Pay n’ Save, including the Fourth and Pike flagship, is now absorbed into Rite Aid. What’s left of Lamonts is now part of Gottschalk’s. Ernst and SportsWest have disappeared altogether. Only Schuck’s, the buy that broke Bean, remains under its original name (though now merged with two other regional chains under parent company CSK Auto).
BRAVE SIGN INSTALLERS at the Kenneth Cole store (where Lamont Bean’s Ernst used to have its flagship outlet) unwittingly turn themselves into image props for giant-woman fetishists everywhere.
TELL ME AGAIN why I’m supposed to want to live someplace else?
IT’S BEEN AWHILE since humans were featured in our random Photo Phridays. So here’s a selection for your enjoyment.
JUST IN TIME for the tenth anniversary of his leaving us, fresh Cobain shirt designs are in the tourist shops.

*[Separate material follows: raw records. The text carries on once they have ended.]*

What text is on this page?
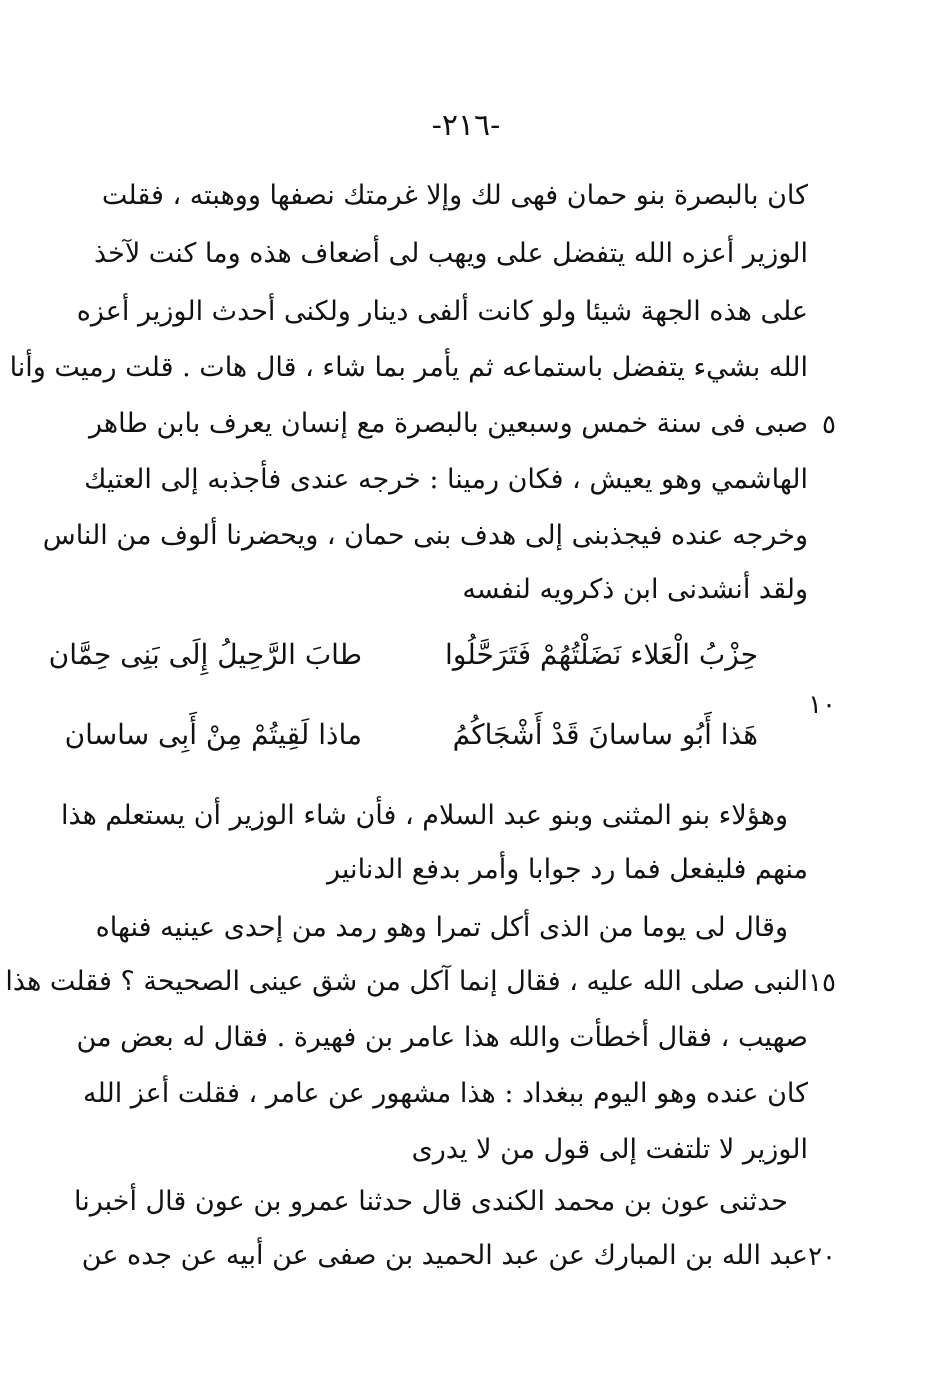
-٢١٦-
كان بالبصرة بنو حمان فهى لك وإلا غرمتك نصفها ووهبته ، فقلت
الوزير أعزه الله يتفضل على ويهب لى أضعاف هذه وما كنت لآخذ
على هذه الجهة شيئا ولو كانت ألفى دينار ولكنى أحدث الوزير أعزه
الله بشيء يتفضل باستماعه ثم يأمر بما شاء ، قال هات . قلت رميت وأنا
صبى فى سنة خمس وسبعين بالبصرة مع إنسان يعرف بابن طاهر ٥
الهاشمي وهو يعيش ، فكان رمينا : خرجه عندى فأجذبه إلى العتيك
وخرجه عنده فيجذبنى إلى هدف بنى حمان ، ويحضرنا ألوف من الناس
ولقد أنشدنى ابن ذكرويه لنفسه
طابَ الرَّحِيلُ إِلَى بَنِى حِمَّان	حِزْبُ الْعَلاء نَضَلْتُهُمْ فَتَرَحَّلُوا
١٠
ماذا لَقِيتُمْ مِنْ أَبِى ساسان	هَذا أَبُو ساسانَ قَدْ أَشْجَاكُمُ
وهؤلاء بنو المثنى وبنو عبد السلام ، فأن شاء الوزير أن يستعلم هذا
منهم فليفعل فما رد جوابا وأمر بدفع الدنانير
وقال لى يوما من الذى أكل تمرا وهو رمد من إحدى عينيه فنهاه
النبى صلى الله عليه ، فقال إنما آكل من شق عينى الصحيحة ؟ فقلت هذا ١٥
صهيب ، فقال أخطأت والله هذا عامر بن فهيرة . فقال له بعض من
كان عنده وهو اليوم ببغداد : هذا مشهور عن عامر ، فقلت أعز الله
الوزير لا تلتفت إلى قول من لا يدرى
حدثنى عون بن محمد الكندى قال حدثنا عمرو بن عون قال أخبرنا
عبد الله بن المبارك عن عبد الحميد بن صفى عن أبيه عن جده عن ٢٠
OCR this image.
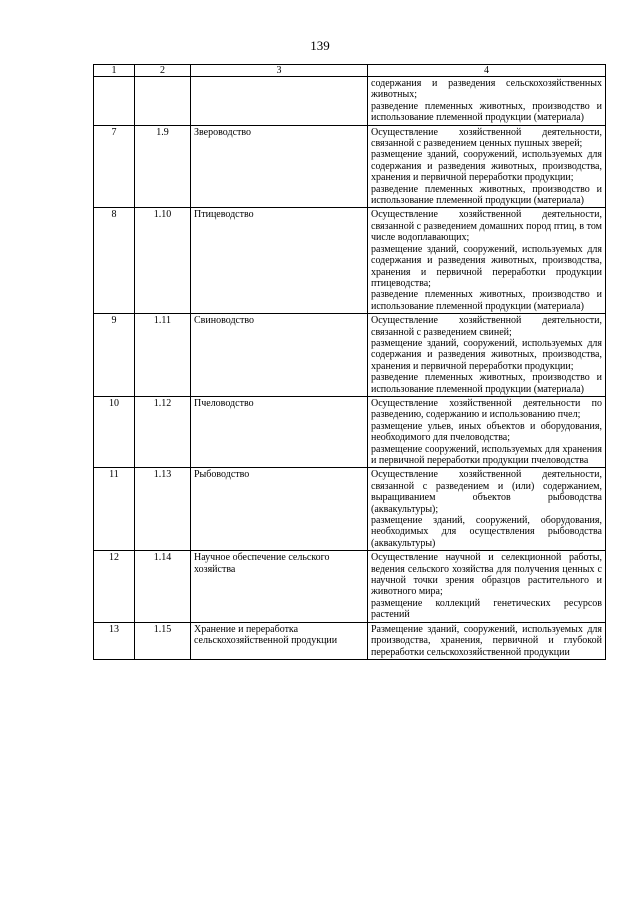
139
1	2	3	4

			содержания и разведения сельскохозяйственных животных;
разведение племенных животных, производство и использование племенной продукции (материала)

7	1.9	Звероводство	Осуществление хозяйственной деятельности, связанной с разведением ценных пушных зверей;
размещение зданий, сооружений, используемых для содержания и разведения животных, производства, хранения и первичной переработки продукции;
разведение племенных животных, производство и использование племенной продукции (материала)

8	1.10	Птицеводство	Осуществление хозяйственной деятельности, связанной с разведением домашних пород птиц, в том числе водоплавающих;
размещение зданий, сооружений, используемых для содержания и разведения животных, производства, хранения и первичной переработки продукции птицеводства;
разведение племенных животных, производство и использование племенной продукции (материала)

9	1.11	Свиноводство	Осуществление хозяйственной деятельности, связанной с разведением свиней;
размещение зданий, сооружений, используемых для содержания и разведения животных, производства, хранения и первичной переработки продукции;
разведение племенных животных, производство и использование племенной продукции (материала)

10	1.12	Пчеловодство	Осуществление хозяйственной деятельности по разведению, содержанию и использованию пчел;
размещение ульев, иных объектов и оборудования, необходимого для пчеловодства;
размещение сооружений, используемых для хранения и первичной переработки продукции пчеловодства

11	1.13	Рыбоводство	Осуществление хозяйственной деятельности, связанной с разведением и (или) содержанием, выращиванием объектов рыбоводства (аквакультуры);
размещение зданий, сооружений, оборудования, необходимых для осуществления рыбоводства (аквакультуры)

12	1.14	Научное обеспечение сельского хозяйства	Осуществление научной и селекционной работы, ведения сельского хозяйства для получения ценных с научной точки зрения образцов растительного и животного мира;
размещение коллекций генетических ресурсов растений

13	1.15	Хранение и переработка сельскохозяйственной продукции	Размещение зданий, сооружений, используемых для производства, хранения, первичной и глубокой переработки сельскохозяйственной продукции
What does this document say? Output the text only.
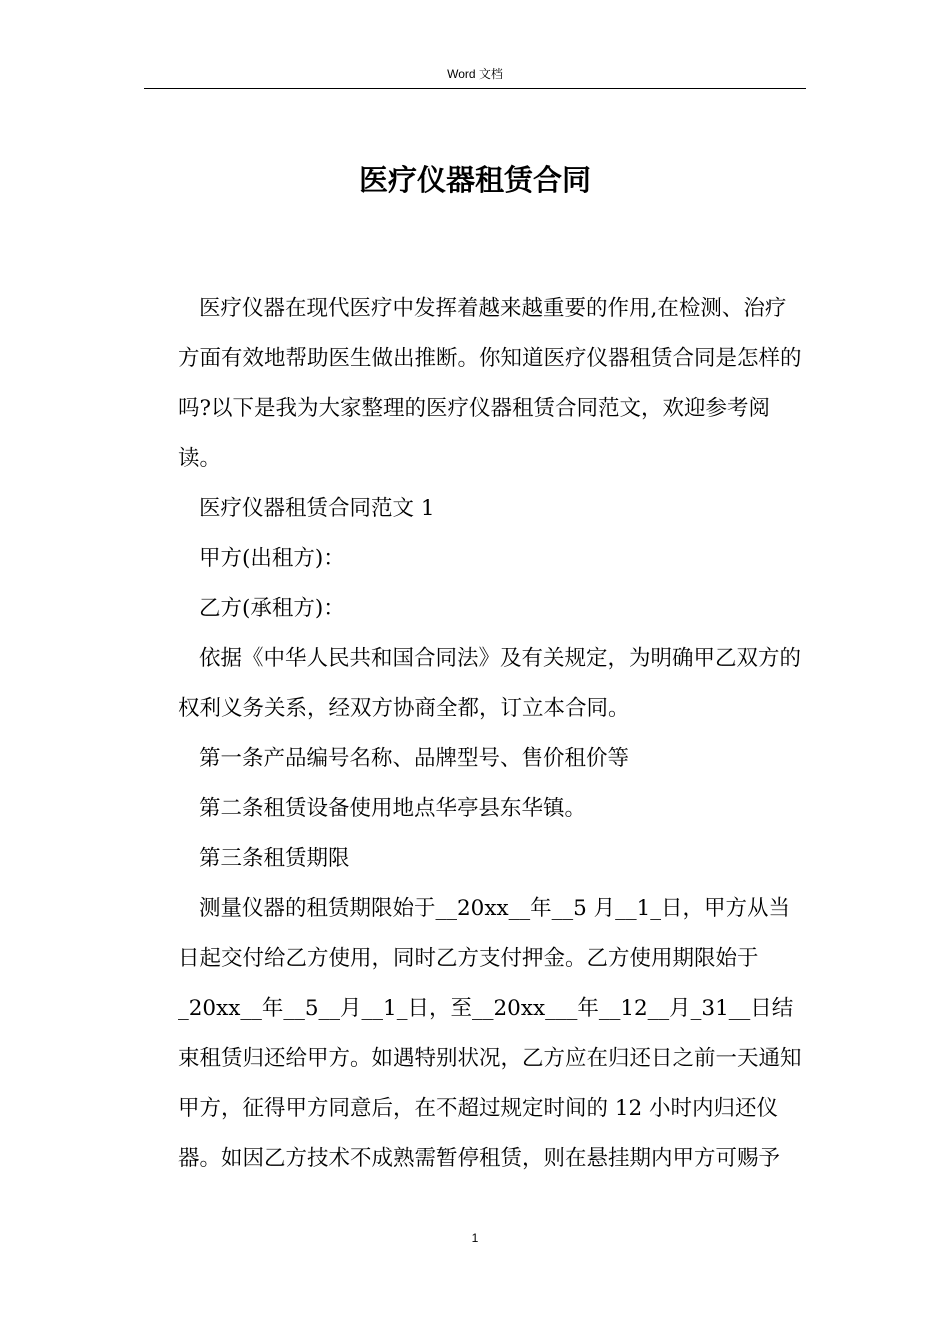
Word 文档
医疗仪器租赁合同

医疗仪器在现代医疗中发挥着越来越重要的作用,在检测、治疗方面有效地帮助医生做出推断。你知道医疗仪器租赁合同是怎样的吗?以下是我为大家整理的医疗仪器租赁合同范文，欢迎参考阅读。

医疗仪器租赁合同范文 1

甲方(出租方)：

乙方(承租方)：

依据《中华人民共和国合同法》及有关规定，为明确甲乙双方的权利义务关系，经双方协商全都，订立本合同。

第一条产品编号名称、品牌型号、售价租价等

第二条租赁设备使用地点华亭县东华镇。

第三条租赁期限

测量仪器的租赁期限始于__20xx__年__5 月__1_日，甲方从当日起交付给乙方使用，同时乙方支付押金。乙方使用期限始于_20xx__年__5__月__1_日，至__20xx___年__12__月_31__日结束租赁归还给甲方。如遇特别状况，乙方应在归还日之前一天通知甲方，征得甲方同意后，在不超过规定时间的 12 小时内归还仪器。如因乙方技术不成熟需暂停租赁，则在悬挂期内甲方可赐予

1
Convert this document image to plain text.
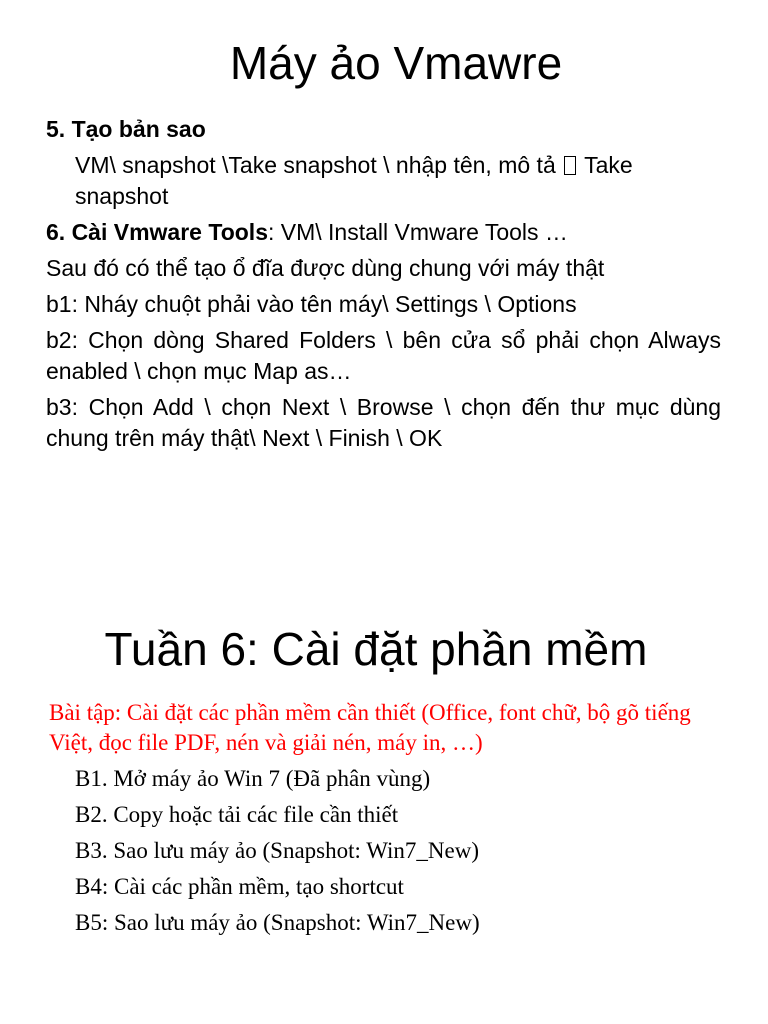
Máy ảo Vmawre

5. Tạo bản sao

VM\ snapshot \Take snapshot \ nhập tên, mô tả  Take snapshot

6. Cài Vmware Tools: VM\ Install Vmware Tools …

Sau đó có thể tạo ổ đĩa được dùng chung với máy thật

b1: Nháy chuột phải vào tên máy\ Settings \ Options

b2: Chọn dòng Shared Folders \ bên cửa sổ phải chọn Always enabled \ chọn mục Map as…

b3: Chọn Add \ chọn Next \ Browse \ chọn đến thư mục dùng chung trên máy thật\ Next \ Finish \ OK

Tuần 6: Cài đặt phần mềm

Bài tập: Cài đặt các phần mềm cần thiết (Office, font chữ, bộ gõ tiếng Việt, đọc file PDF, nén và giải nén, máy in, …)

B1. Mở máy ảo Win 7 (Đã phân vùng)
B2. Copy hoặc tải các file cần thiết
B3. Sao lưu máy ảo (Snapshot: Win7_New)
B4: Cài các phần mềm, tạo shortcut
B5: Sao lưu máy ảo (Snapshot: Win7_New)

ANYONE REMEMBER Professor Egghead?
THE MIDWAY DRIVE-IN on Highway 99 north of Tacoma, more recently just used as a Swap & Shop site, is gonna be razed for a Lowe’s and a strip mall. Where’s Joe Bob Briggs when we need him? Oh yeah–he’s got religion now.
IN HONOR of the passing of the darkest 13 weeks of the pagan year, some random rain pix for Photo Phriday.
For the third year, the Pioneer Square Mardi Gras was a low-key battle between the citizen proponents of fun and the official enforcers of no-fun. This year, an informal truce seemed to have been reached. Nobody I saw tried too hard to act high and/or rowdy; the police seemed more interested in traffic control than with forced attitude adjustment.
An accurate photo essay on the event would have nine pictures of cops and one of participants, instead of the other way around.
No wonder Polaroid’s in Chapter 11: An enterprising entrepreneuse sold digital pix of the low-key revelers, which she instantly churned out on a portable mini-printer.
JUST ANOTHER BUNCH of random Photo Phriday stuph.
JUST SOME pseudo-random street abstractions for today’s Photo Phriday. Enjoy.